Ai livelli a cui siamo giunti, un approccio radicale al tema delle tasse in Italia è l’unico plausibile per mantenere un rapporto con l’elettorato di centrodestra, a costo di venire accusati di populismo e irresponsabilità dalla sinistra. La sensazione è che l’ala governativa del Pdl abbia anteposto la “stabilità” non solo alla difesa del suo leader da una prematura decadenza, ma anche al merito delle politiche e, ciò che è peggio, agli assi fondanti del berlusconismo, per il semplice calcolo che sopravvenendo a breve l’incandidabilità di Berlusconi proprio la durata del governo avrebbe di per sé garantito un morbido passaggio della leadership del partito ad Alfano, ancora segretario. Riguardo l’Europa il discorso è più complesso. Sia “lealisti” che “governativi” sono ambigui.
Come ha osservato Panebianco sul Corriere della Sera, occorre “evitare di esorcizzare l’ondata antieuropeista usando sciocchi e logori termini passepartout (che non spiegano nulla) come il termine populista”. Ma un centrodestra con vocazione maggioritaria e di governo non può nemmeno “flirtare” con pulsioni “No-euro” e anti-tedesche, né con irrealistici isolazionismi dal sapore autarchico.

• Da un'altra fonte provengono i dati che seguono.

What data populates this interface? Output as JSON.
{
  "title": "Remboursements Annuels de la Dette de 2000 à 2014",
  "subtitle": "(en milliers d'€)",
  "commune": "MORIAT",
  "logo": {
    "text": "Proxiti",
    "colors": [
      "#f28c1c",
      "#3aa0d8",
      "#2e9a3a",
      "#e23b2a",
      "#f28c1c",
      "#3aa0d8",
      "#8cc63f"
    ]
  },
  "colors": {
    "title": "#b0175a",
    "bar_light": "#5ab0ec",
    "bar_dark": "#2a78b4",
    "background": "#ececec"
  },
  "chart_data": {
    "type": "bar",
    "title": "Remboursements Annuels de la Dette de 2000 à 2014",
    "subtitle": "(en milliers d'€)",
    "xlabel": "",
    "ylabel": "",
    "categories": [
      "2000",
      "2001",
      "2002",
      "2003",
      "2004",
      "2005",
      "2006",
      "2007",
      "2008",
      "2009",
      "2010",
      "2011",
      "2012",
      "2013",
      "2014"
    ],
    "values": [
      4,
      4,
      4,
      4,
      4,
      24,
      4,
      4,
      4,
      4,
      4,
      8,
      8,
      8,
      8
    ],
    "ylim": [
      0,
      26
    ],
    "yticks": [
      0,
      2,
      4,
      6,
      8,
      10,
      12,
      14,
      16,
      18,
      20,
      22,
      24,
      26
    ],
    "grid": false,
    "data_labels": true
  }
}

Dunque, contestare la retorica europeista “mainstream”, rappresentare con forza il più che fondato malcontento verso l’Europa che stiamo costruendo, un moloch burocratico e iper-statalista, ma la critica all’austerità da parte del centrodestra non può tradursi in nostalgia per le politiche fiscali lassiste e inflazionistiche, dovrebbe puntare a smontare la cultura economica dominante sia a Bruxelles che a Roma, per la quale tassare è l’unico modo per rispettare i vincoli di bilancio e gli investimenti pubblici l’unico per crescere.
Concludendo, la questione centrale è se questo Paese abbia diritto ad avere una destra o un centrodestra vincente e di governo, nei cui confronti non ci siano una demonizzazione e una persecuzione permanenti, da parte non solo degli avversari politici ma anche di poteri che dovrebbero essere neutrali se non neutri, o se invece sia condannato ad una non scelta tra una sinistra post-comunista e un centro neo-democristiano culturalmente subalterno.